Generously, we might say he never possessed the political oomph to do more than keep Ukraine afloat while trying to change the subject whenever possible.

Unfortunately, Mr. Trump’s known virtues make it unlikely, even if he can now deliver a cease-fire negotiation, that he will produce anything resembling stability once the confetti is swept up.

You might even ask if the war is stoppable at this point. Will Ukraine become Afghanistan in the middle of Europe?

The Ukrainians have shown themselves not controllable from Moscow or Washington. Their losses they will find hard to forgive. For his part, Mr. Putin must know the territorial gains he keeps striving after, at huge cost to his soldiers, will be his future eyesore and money pit at best, and more likely a source of insurgency, vandalism and sabotage that will weaken the Russian state and metastasize across the region for decades to come. If you’re Poland or Finland, it’s not unthinkable that, in 10 or 20 years, you might have to resume sovereignty over border areas long ago stolen by Stalin.

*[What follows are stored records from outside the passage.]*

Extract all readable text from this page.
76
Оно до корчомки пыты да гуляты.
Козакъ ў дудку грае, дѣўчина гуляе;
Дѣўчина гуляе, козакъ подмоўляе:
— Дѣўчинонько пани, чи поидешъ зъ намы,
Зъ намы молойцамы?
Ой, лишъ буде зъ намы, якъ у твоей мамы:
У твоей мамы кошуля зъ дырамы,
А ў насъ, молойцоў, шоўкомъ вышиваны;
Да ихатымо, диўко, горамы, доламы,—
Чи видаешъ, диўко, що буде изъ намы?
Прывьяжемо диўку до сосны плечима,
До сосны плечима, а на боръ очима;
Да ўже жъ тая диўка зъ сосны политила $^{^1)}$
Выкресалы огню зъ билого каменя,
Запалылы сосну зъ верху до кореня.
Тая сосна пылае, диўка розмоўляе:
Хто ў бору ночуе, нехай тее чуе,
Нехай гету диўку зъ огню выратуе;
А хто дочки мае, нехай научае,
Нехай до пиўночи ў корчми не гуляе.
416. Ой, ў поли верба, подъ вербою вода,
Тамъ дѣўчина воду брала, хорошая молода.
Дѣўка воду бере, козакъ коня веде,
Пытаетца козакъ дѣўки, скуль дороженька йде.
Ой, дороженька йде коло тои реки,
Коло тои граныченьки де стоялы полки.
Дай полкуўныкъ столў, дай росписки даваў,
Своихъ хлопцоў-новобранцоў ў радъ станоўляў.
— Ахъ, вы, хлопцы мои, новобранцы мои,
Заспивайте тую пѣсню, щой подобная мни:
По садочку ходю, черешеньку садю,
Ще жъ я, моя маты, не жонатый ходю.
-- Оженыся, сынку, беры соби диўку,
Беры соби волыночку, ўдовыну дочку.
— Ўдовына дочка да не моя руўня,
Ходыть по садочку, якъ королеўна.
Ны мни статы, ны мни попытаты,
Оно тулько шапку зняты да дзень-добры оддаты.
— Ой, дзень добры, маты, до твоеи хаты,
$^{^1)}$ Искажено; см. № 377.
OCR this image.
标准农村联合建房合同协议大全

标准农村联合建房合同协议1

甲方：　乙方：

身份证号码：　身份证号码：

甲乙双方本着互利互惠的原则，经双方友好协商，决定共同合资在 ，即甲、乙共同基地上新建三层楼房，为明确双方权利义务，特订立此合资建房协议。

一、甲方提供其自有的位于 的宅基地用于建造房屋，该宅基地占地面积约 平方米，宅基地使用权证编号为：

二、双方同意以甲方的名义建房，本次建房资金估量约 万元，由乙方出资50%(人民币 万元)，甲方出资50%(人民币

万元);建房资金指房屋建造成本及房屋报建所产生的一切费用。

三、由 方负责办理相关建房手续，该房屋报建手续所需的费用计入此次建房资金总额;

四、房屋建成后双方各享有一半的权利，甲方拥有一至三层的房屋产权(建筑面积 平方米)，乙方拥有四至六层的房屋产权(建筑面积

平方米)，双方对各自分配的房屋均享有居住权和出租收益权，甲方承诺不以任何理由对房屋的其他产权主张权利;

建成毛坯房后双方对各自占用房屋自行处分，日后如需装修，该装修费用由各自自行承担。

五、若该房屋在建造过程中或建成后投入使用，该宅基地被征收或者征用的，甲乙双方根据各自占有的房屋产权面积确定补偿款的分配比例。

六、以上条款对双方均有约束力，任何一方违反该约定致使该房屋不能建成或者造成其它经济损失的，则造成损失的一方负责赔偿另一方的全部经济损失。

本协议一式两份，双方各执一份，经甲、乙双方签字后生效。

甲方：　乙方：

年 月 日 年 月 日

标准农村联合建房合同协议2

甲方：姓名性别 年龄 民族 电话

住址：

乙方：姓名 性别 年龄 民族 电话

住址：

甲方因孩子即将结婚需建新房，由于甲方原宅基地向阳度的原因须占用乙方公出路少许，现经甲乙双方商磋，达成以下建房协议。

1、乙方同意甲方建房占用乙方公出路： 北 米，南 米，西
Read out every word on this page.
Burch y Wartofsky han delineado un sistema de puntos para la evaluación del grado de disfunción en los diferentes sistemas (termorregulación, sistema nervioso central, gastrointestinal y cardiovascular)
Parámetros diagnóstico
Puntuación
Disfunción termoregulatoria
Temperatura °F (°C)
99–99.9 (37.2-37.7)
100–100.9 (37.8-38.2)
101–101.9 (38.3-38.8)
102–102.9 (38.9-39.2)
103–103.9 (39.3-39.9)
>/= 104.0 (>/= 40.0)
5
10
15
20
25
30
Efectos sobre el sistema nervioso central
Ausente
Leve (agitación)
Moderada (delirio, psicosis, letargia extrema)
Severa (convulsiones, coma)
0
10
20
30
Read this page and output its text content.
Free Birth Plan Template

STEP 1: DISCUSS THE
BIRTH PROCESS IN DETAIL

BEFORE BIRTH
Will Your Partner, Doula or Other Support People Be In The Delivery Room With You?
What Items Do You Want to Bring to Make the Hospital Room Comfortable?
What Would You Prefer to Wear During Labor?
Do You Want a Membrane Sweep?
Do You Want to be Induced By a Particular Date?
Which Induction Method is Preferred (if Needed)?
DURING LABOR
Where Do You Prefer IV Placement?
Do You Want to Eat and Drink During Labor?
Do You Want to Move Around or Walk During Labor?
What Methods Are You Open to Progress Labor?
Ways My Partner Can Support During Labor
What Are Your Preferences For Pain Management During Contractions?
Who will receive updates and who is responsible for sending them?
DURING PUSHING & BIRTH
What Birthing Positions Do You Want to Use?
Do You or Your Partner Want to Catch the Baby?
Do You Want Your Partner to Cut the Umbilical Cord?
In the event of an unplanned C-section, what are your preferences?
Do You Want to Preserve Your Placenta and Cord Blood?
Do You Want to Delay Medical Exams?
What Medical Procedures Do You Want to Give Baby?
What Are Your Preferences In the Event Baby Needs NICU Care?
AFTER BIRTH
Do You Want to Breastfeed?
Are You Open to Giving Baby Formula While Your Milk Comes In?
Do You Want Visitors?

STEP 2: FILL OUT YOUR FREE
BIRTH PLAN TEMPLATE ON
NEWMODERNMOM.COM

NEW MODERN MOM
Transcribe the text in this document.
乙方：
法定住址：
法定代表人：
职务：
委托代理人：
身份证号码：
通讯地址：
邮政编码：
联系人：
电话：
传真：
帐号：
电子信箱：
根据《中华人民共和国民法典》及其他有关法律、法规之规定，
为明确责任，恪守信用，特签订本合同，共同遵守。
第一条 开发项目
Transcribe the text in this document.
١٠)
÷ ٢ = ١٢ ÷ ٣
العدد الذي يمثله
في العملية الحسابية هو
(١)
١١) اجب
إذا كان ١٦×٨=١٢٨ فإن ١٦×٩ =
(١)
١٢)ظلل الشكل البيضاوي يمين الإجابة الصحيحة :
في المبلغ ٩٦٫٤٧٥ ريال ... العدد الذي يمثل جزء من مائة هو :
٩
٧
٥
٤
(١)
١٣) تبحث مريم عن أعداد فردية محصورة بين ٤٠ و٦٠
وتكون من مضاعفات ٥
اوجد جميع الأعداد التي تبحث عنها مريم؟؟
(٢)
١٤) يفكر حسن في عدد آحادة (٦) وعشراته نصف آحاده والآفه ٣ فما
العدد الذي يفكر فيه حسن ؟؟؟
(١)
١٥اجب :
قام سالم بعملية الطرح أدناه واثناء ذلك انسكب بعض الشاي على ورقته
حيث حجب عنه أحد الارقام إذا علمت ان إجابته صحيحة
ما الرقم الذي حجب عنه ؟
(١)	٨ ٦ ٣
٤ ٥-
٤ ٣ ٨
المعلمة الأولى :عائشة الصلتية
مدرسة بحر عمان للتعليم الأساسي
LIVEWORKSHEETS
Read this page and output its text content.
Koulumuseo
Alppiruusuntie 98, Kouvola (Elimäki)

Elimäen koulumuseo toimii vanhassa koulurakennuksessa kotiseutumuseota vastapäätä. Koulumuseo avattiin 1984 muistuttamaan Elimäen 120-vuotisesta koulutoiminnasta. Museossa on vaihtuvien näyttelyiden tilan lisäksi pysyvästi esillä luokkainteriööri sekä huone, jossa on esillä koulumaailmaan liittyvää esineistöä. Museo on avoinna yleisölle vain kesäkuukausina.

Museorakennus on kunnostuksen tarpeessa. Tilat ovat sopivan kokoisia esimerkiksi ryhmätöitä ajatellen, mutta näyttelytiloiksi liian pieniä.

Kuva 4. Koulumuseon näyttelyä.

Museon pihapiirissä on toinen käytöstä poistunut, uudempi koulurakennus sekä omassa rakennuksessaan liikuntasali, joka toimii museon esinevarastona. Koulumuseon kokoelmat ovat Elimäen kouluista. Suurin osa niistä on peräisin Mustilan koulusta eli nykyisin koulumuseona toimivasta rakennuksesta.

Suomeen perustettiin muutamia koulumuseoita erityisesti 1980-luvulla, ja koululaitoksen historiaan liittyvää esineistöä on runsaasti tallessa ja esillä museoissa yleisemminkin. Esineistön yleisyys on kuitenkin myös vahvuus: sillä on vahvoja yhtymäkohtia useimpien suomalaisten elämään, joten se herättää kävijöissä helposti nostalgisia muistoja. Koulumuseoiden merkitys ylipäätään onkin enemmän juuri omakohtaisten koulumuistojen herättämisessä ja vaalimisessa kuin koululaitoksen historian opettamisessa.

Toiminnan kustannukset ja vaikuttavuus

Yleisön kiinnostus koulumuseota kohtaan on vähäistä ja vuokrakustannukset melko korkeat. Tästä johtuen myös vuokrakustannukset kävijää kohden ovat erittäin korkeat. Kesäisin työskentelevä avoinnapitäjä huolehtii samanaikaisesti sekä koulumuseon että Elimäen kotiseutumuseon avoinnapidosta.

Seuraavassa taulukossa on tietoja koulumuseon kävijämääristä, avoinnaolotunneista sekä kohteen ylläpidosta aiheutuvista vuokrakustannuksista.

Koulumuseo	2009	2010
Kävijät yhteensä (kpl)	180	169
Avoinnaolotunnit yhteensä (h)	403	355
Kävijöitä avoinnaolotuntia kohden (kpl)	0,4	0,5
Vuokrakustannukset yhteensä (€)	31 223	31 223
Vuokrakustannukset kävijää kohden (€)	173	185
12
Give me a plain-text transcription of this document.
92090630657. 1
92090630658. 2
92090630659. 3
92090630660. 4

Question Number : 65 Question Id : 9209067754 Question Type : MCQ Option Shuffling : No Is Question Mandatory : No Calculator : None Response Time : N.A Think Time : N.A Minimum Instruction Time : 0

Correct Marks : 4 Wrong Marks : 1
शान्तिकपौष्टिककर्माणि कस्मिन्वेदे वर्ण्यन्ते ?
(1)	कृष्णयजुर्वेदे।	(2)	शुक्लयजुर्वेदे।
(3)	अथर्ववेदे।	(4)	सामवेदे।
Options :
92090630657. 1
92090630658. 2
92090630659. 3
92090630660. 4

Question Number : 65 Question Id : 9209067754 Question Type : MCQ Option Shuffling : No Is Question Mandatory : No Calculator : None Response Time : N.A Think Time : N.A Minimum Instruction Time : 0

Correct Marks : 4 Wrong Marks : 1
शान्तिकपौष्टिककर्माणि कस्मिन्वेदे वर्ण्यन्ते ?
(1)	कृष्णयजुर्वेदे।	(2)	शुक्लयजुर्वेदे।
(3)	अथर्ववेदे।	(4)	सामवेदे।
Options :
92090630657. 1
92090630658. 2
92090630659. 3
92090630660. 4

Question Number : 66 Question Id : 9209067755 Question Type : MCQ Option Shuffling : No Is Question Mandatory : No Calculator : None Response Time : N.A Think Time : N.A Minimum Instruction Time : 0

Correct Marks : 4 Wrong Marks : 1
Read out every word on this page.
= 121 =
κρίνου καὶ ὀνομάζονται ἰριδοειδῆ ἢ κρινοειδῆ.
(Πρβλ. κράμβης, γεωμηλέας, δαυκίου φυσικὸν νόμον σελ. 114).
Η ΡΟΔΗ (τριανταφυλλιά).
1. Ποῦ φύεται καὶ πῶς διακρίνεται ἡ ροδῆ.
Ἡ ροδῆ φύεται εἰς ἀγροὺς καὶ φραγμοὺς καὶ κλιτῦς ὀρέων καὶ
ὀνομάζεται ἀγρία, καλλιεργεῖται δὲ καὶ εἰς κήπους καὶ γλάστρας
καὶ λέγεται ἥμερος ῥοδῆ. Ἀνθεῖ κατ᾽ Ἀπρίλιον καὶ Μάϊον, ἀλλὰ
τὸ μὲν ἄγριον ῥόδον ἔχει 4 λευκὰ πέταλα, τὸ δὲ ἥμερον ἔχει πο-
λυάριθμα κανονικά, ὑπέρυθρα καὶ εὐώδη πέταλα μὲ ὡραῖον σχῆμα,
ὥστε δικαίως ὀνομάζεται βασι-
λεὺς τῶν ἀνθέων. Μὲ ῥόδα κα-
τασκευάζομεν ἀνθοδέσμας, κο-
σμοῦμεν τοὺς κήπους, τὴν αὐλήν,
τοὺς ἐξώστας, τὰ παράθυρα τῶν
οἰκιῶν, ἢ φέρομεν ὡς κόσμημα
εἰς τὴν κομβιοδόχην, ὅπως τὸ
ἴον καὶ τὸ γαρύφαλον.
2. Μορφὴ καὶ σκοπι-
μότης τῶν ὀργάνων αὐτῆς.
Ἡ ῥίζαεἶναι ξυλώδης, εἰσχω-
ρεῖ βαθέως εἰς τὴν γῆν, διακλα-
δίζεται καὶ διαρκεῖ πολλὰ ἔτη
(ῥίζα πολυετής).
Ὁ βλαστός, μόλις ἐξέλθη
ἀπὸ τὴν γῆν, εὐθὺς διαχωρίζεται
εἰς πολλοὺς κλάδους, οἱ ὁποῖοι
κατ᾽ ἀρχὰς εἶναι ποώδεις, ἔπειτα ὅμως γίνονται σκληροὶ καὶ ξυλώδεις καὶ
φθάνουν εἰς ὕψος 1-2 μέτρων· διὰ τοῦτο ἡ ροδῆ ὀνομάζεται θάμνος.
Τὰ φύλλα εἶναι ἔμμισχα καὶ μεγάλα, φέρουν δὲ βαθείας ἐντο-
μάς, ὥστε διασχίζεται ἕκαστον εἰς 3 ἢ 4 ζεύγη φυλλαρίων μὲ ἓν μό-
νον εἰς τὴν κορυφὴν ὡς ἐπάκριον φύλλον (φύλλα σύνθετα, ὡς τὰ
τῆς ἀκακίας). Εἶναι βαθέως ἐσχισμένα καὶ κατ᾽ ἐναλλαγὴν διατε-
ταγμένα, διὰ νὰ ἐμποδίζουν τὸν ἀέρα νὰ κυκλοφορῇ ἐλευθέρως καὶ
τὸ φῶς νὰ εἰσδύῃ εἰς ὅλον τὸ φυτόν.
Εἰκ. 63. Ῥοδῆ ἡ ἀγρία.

The war has been a disaster for both Moscow and Kyiv, though Mr. Putin will call himself a winner under any outcome. Indeed, I expect his key ask will be a secret codicil banning the phrase “strategic defeat for Russia,” which has clearly become neuralgic for him (this phrase got yours truly named to the Kremlin’s sanctions list).

He may not say so, but Mr. Putin secretly knows that Russia has long benefited from the stability provided by NATO, without which the Soviet Union’s unraveling 35 years ago could have been a lot more fraught and dangerous.

Any deal struck now among Mr. Trump, Ukraine’s Volodomyr Zelensky and Mr. Putin had better keep this in mind. Needed will be a big and lasting financial and military investment from Europe and the U.S. to avoid the Afghanistan scenario.